Dalam UUPA, perintah itu tak ada, tapi kenapa Pemerintah Aceh membuat qanun yang membolehkan transfer dana otsusnya ke kabupaten/kota, padahal pengelolaan dana itu merupakan tanggung jawab penuh Pemerintah Aceh? Pertanyaan itu diajukan BPK dalam Laporan Hasil Pemeriksaan (LHP) APBA 2014 maupun tahun 2015.
Faktor pendorong lainnya, kata Irwan, dari hasil evaluasi yang dilakukan Forum Rektor Se-Aceh, sejumlah pakar ekonomi, anggota DPR RI, dan LSM sejak tahun 2008 sampai 2015, Aceh telah menerima dana otsus sembilan tahun (hampir Rp 90 triliun), tapi belum memberikan dampak yang signifikan bagi perbaikan taraf hidup rakyat.

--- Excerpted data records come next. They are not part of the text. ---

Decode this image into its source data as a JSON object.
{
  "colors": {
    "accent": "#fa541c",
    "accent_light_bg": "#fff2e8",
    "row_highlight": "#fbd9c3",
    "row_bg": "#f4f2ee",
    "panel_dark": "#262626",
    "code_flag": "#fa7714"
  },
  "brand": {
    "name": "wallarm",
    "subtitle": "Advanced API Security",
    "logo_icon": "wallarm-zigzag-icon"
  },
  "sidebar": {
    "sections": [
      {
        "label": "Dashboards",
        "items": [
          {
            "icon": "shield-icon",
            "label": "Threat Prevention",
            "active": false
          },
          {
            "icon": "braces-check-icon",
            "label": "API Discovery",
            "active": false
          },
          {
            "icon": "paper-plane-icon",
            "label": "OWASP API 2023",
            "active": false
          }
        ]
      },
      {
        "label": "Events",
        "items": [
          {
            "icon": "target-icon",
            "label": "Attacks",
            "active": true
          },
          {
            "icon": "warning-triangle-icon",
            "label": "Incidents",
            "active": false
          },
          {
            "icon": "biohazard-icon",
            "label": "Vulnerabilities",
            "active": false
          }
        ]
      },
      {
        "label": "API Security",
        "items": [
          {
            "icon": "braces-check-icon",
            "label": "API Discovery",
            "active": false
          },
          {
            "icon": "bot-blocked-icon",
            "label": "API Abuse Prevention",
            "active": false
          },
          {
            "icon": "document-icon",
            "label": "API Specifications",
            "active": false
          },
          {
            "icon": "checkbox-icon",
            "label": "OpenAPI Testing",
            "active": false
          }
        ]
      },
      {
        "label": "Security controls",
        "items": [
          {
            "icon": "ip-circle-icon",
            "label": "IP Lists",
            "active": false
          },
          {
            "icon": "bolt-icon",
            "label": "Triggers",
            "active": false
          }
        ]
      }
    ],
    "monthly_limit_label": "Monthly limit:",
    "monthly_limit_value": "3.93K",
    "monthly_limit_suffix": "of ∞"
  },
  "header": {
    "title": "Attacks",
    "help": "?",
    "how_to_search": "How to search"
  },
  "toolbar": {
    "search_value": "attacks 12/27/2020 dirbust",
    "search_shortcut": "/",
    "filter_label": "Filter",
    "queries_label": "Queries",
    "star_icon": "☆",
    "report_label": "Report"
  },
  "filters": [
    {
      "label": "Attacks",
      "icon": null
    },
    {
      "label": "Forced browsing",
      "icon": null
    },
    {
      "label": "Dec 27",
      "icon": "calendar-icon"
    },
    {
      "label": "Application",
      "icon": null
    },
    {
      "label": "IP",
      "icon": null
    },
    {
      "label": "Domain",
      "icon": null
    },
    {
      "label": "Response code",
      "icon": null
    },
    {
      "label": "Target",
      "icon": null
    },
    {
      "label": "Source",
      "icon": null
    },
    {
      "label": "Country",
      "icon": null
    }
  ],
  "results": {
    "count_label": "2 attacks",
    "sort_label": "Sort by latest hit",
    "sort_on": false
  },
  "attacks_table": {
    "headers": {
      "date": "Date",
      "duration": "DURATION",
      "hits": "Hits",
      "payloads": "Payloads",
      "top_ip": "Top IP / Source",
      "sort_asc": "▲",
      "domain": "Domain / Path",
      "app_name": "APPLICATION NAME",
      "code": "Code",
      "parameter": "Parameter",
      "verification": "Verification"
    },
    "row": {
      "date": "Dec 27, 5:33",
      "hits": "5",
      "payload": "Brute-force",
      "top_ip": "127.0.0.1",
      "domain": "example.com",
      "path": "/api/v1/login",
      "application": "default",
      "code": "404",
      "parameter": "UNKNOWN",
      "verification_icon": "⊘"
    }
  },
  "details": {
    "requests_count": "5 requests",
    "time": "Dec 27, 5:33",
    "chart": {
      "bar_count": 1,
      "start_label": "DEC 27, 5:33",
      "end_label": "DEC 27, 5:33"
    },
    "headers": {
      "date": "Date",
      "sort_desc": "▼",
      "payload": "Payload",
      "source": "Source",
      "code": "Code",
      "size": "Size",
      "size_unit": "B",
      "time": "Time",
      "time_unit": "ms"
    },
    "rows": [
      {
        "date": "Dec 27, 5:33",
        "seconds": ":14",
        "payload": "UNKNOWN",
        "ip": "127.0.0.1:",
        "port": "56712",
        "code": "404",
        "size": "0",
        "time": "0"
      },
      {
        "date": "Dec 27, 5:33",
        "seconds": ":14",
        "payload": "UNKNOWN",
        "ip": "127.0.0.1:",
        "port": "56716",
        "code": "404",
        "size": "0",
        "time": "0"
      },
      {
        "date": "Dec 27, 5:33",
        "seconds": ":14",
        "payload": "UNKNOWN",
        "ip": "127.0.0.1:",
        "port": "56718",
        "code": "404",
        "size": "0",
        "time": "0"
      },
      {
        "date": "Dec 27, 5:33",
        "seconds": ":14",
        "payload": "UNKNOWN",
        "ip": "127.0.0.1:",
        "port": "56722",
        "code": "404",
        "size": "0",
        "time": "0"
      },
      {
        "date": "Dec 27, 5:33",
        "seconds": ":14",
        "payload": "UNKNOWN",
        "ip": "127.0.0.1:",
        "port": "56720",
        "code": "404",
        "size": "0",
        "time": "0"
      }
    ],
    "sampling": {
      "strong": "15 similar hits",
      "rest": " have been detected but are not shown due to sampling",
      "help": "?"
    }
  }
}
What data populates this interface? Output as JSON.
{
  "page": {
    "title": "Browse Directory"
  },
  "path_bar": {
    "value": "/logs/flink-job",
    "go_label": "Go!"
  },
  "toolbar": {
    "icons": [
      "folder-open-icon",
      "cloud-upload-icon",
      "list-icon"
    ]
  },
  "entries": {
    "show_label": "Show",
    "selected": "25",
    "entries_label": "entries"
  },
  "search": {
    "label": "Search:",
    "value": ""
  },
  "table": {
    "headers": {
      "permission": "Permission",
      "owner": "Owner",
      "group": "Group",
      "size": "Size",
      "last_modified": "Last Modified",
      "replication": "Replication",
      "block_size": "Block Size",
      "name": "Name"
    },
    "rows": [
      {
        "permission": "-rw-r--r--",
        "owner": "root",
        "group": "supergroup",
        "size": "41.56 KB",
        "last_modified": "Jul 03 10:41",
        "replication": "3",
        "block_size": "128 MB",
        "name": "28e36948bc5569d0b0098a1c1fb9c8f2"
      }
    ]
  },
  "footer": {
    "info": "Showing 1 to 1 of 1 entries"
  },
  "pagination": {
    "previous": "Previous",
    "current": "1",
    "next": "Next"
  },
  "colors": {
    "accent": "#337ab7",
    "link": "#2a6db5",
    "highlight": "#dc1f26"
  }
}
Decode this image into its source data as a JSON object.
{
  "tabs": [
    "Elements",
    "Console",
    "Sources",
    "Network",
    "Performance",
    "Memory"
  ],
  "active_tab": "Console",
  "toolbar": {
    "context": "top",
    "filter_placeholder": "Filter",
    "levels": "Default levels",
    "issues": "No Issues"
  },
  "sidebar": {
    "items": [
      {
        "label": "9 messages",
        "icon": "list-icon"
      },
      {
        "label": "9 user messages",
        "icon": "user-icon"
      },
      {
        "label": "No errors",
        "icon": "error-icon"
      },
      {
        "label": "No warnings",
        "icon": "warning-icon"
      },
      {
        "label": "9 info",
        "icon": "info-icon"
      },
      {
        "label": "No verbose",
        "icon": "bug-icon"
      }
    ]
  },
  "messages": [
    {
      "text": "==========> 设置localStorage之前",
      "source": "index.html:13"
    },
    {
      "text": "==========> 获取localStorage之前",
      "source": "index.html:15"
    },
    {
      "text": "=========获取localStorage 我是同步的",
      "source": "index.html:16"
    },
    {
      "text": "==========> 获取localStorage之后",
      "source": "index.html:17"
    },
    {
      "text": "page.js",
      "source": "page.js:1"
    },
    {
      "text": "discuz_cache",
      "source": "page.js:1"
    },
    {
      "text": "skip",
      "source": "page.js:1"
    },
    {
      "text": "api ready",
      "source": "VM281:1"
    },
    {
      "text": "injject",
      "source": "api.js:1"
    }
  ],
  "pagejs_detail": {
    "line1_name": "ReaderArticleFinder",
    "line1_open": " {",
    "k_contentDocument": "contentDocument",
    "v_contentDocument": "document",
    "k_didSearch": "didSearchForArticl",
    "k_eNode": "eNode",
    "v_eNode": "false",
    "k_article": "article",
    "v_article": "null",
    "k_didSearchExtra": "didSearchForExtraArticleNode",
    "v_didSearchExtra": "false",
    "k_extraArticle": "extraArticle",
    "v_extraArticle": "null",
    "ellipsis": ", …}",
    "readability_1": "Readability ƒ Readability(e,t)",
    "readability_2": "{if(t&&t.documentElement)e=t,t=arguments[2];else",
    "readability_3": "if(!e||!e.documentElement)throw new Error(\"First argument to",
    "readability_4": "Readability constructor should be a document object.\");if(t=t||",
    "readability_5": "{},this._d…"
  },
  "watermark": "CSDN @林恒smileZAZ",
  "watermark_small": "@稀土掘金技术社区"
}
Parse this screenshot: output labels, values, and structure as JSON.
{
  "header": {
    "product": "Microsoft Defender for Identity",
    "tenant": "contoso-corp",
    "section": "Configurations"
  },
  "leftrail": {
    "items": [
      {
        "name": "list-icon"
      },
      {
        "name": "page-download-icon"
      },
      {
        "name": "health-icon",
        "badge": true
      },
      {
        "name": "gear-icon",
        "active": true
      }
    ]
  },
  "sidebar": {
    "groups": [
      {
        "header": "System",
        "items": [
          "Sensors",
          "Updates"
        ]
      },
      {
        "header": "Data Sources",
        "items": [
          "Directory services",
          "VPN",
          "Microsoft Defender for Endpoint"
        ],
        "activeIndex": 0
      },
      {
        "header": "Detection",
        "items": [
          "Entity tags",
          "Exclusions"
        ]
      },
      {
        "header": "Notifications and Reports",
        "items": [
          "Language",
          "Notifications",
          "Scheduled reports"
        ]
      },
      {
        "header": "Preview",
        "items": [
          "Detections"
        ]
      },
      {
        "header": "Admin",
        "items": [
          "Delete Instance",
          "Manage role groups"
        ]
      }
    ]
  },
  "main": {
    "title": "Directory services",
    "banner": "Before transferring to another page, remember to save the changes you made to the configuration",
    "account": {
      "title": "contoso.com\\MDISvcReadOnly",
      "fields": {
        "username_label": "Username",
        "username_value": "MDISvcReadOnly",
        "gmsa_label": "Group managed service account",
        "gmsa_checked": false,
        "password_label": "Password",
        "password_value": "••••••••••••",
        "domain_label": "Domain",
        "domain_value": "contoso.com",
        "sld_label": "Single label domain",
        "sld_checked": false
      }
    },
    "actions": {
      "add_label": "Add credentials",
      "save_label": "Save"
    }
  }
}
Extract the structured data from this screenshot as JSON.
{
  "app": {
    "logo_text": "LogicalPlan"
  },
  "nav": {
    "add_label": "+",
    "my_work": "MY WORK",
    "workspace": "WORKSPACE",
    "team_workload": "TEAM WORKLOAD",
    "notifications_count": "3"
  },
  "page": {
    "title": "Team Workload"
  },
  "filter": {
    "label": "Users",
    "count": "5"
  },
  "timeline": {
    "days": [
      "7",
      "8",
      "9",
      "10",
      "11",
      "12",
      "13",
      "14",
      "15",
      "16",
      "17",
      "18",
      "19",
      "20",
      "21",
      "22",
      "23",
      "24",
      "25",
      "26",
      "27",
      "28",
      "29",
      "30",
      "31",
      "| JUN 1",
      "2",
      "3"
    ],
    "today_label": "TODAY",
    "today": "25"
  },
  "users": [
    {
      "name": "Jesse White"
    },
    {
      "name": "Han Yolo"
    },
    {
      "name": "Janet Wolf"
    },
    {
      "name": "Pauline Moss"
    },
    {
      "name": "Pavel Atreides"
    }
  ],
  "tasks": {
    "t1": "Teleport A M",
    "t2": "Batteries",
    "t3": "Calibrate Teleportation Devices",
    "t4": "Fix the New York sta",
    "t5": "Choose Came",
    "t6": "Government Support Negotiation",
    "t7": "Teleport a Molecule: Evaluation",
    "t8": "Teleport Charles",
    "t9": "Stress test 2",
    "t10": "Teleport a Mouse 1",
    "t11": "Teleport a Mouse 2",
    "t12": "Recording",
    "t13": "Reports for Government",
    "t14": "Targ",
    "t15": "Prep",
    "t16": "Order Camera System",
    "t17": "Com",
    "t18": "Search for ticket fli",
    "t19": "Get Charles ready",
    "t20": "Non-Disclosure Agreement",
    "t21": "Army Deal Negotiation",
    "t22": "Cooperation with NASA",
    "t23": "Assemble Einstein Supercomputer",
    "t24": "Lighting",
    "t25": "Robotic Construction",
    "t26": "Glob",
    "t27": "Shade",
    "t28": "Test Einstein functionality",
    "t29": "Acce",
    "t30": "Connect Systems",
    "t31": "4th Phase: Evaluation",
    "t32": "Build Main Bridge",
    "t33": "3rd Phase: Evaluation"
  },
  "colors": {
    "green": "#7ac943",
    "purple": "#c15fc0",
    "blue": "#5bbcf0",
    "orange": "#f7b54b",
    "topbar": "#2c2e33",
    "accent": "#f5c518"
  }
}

Anehnya lagi, sejumlah DPRK kabupaten/kota melaporkan kepada DPRA bahwa usulan program dana otsus yang diajukan bupati/wali kotanya banyak yang tidak dibahas bersama dengan DPRK.
Salah satu tujuan dari pemberian dana otsus itu dari pusat kepada Pemerintah Aceh selama 20 tahun, kata Irwan, adalah untuk percepatan pembangunan di Aceh yang telah tertinggal jauh dari provinsi lainnya akibat konflik berkepanjangan dan bencana tsunami.
Tapi, fakta menunjukkan, penyaluran dana otsus sudah berjalan sembilan tahun, hampir Rp 90 triliun dana otsus digelontorkan untuk percepatan pembangunan daerah ini, tapi tingkat kesejahteraan rakyat Aceh masih saja jauh dari yang diharapkan.
Sisa masa penyaluran dana otsus 11 tahun lagi itu, kata Irwan, harus bisa dimaksimalkan untuk percepatan pembangunan di berbagai bidang maupun untuk kesejahteraan rakyat. Atas dasar itu, DPRA mengubah kembali sistem penyalurannya mulai tahun 2017.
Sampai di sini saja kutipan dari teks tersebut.